Columbia University, 622 Dodge Hall, 2960 Broadway, New York, NY 10027
At the colloquium organized by Columbia University's Department of Music, Dr. Matthew Sachs will present the results of three studies that focus on how the brain represents emotions and feelings in response to music.
Speaker: Matthew Sachs, Presidential Scholar in Society and Neuroscience, Columbia University
Abstract: The ability to both perceive and experience emotions in response to music underlies its universality and ubiquity across cultures and time. This ability also allows music to be a useful tool for uncovering how the brain represents affective experiences. In a series of three studies, I employ data-driven, multivariate statistical techniques to capture patterns of neural information in response to musical stimuli. In Study 1, I show that neural patterns in the auditory, somoatosensory, and insular cortices represent specific categories of emotions perceived through music and that these representations extend to non-musical stimuli as well. In the next two studies, I shift from perception to experience, focusing on the emergence of enjoyment in response to sad pieces of music, in which the emotion that is perceived by the listener may not match the emotion that is felt. In Study 2, I show that people who find sad music enjoyable tend to score higher on a specific sub-trait of empathy called Fantasy.

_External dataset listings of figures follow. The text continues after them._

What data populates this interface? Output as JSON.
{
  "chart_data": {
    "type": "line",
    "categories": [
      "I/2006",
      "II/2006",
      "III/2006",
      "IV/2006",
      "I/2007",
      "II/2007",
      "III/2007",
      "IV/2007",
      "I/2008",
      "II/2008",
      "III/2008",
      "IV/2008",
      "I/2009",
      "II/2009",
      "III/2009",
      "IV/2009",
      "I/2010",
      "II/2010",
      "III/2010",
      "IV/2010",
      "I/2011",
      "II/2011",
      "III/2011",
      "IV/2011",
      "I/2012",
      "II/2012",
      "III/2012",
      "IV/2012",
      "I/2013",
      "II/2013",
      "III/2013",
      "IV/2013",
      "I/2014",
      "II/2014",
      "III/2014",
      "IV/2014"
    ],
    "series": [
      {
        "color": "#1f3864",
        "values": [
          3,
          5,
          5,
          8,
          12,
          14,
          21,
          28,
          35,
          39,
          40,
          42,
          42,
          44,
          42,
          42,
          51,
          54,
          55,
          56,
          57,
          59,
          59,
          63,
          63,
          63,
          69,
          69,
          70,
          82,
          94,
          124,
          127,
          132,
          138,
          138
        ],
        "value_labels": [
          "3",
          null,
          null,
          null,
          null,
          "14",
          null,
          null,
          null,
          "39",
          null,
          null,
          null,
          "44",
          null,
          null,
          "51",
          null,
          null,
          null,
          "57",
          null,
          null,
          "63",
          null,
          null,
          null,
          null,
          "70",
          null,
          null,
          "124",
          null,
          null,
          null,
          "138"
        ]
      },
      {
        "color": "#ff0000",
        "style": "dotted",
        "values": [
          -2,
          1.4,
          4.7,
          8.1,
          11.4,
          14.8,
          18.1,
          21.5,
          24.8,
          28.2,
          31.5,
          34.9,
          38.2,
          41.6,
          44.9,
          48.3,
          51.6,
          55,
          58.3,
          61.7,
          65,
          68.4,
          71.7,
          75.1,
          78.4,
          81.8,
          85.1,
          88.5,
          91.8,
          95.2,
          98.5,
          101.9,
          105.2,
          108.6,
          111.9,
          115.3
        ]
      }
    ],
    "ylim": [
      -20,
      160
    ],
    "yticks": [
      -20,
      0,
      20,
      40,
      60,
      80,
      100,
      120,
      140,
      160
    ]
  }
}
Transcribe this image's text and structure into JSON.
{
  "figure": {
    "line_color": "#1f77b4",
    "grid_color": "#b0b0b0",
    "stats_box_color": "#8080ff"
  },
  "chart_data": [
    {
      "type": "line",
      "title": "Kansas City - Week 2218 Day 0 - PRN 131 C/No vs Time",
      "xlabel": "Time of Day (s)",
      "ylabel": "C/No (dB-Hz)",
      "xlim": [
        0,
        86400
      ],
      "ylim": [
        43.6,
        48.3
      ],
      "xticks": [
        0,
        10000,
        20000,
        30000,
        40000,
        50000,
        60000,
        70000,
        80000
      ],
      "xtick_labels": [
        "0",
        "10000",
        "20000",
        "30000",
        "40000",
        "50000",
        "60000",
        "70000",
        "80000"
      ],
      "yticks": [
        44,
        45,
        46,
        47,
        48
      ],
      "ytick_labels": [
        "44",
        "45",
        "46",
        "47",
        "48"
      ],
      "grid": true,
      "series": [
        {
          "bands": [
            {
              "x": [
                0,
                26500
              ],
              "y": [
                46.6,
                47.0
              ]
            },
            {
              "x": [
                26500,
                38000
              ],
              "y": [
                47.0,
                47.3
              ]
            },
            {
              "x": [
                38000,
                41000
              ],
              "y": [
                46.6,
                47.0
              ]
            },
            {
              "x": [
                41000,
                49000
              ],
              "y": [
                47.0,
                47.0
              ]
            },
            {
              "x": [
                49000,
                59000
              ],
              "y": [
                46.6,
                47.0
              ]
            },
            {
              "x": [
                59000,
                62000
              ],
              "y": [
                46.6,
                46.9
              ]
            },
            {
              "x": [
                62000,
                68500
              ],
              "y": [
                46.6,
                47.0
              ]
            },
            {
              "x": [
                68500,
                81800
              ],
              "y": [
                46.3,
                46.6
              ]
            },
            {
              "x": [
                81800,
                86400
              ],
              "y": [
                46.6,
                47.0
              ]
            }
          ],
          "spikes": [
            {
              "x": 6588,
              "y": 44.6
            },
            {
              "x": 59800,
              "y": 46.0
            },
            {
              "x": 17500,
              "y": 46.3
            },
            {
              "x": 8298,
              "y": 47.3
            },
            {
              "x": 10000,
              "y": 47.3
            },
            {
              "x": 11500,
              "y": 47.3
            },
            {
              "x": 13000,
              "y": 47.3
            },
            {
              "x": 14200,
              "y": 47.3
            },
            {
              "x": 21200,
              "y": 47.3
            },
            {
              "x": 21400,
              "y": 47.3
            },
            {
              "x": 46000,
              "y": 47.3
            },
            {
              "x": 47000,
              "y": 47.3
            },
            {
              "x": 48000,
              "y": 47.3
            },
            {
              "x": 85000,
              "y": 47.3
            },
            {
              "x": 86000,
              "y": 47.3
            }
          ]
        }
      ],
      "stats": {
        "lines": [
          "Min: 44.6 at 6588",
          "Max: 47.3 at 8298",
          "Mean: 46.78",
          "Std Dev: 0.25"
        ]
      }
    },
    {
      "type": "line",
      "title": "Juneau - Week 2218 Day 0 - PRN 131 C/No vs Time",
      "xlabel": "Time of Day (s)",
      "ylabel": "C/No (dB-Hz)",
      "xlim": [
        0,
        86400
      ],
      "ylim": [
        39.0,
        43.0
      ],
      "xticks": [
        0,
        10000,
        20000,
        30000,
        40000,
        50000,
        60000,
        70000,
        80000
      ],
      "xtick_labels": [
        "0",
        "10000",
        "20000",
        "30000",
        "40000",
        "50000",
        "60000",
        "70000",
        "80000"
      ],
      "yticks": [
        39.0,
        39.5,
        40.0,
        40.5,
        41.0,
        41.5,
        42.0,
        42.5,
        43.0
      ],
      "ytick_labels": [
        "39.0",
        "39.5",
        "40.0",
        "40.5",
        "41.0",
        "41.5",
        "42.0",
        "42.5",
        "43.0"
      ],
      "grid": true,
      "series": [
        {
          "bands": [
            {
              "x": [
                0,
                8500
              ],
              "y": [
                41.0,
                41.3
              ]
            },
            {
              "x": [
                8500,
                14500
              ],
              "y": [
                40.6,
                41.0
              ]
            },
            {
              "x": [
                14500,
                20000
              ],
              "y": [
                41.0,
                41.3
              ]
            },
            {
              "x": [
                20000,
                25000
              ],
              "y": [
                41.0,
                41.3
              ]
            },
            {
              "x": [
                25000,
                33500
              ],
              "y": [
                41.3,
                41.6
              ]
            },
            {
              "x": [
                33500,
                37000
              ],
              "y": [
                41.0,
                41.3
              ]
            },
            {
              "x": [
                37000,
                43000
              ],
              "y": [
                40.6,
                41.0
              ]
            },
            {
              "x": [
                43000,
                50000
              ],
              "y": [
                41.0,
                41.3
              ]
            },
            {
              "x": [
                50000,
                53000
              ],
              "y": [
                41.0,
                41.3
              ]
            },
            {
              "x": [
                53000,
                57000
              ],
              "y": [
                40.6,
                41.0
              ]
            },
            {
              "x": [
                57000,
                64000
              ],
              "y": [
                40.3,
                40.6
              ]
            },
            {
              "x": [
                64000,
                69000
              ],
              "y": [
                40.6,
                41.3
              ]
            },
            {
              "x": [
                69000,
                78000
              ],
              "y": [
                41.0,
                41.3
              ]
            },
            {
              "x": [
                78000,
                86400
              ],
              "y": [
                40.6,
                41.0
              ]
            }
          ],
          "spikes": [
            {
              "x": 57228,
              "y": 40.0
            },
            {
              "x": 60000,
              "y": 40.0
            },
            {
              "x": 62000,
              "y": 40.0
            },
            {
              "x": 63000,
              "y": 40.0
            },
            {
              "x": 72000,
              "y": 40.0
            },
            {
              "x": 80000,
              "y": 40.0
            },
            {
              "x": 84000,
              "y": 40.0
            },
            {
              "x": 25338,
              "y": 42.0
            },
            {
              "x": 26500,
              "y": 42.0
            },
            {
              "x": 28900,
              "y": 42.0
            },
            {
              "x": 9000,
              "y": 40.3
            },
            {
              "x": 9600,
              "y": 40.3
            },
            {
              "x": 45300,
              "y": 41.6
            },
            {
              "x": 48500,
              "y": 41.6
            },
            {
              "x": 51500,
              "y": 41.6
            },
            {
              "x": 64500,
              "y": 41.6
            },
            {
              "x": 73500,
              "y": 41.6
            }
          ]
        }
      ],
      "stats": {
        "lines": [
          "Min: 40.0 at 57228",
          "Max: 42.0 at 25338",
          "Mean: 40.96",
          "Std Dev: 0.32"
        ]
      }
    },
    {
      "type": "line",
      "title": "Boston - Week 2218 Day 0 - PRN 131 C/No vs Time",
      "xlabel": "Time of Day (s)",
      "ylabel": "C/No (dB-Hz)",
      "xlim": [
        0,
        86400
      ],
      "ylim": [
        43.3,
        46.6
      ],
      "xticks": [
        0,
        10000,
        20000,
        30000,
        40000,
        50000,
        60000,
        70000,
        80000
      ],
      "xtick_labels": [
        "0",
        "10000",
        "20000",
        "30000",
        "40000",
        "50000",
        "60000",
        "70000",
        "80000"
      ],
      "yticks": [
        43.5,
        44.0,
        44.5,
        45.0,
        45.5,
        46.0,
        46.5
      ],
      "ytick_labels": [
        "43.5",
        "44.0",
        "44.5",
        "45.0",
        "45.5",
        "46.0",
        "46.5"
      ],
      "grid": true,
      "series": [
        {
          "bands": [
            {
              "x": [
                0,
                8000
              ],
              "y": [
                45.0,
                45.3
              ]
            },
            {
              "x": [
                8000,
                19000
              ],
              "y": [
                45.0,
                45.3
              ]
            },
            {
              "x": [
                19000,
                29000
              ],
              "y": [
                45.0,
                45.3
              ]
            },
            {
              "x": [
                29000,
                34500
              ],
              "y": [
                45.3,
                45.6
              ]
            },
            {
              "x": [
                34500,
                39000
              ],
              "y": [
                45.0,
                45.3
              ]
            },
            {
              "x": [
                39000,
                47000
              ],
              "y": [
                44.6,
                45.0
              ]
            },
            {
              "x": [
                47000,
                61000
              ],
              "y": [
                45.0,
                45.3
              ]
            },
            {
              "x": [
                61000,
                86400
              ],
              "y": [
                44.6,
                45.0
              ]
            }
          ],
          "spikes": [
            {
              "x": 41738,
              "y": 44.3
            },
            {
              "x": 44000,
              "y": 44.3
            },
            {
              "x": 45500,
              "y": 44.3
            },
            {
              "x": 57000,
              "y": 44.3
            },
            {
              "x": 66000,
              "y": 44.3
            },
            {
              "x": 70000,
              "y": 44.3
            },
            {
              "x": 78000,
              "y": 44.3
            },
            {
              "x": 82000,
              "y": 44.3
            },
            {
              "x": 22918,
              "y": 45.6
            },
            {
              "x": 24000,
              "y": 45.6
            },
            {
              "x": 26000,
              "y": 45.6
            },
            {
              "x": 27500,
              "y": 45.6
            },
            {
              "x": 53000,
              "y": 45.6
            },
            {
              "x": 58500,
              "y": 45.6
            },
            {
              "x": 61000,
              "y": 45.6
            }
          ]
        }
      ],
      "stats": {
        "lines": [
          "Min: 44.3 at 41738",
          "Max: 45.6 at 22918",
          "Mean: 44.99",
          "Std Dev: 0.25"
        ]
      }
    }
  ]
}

In Study 3, I build off these findings with a neuroimaging study in which participants listened to a full-length piece of sad music. Using a data-driven approach to assess synchronization of brain activity across participants, I show that, while listening to sad music, high Fantasy individuals have greater synchronization in regions of the brain involved in processing emotions and simulating the emotions of others. Furthermore, when evaluating synchronization dynamically, increased enjoyment of the piece of music predicted similar patterns of activity across people in the basal ganglia, orbitofrontal, and auditory cortices. The results presented across three studies provide a more nuanced understanding of the spatial and temporal neural representations of emotions and feeling and illuminate the ways in which music is able to co-opt and these neural mechanisms.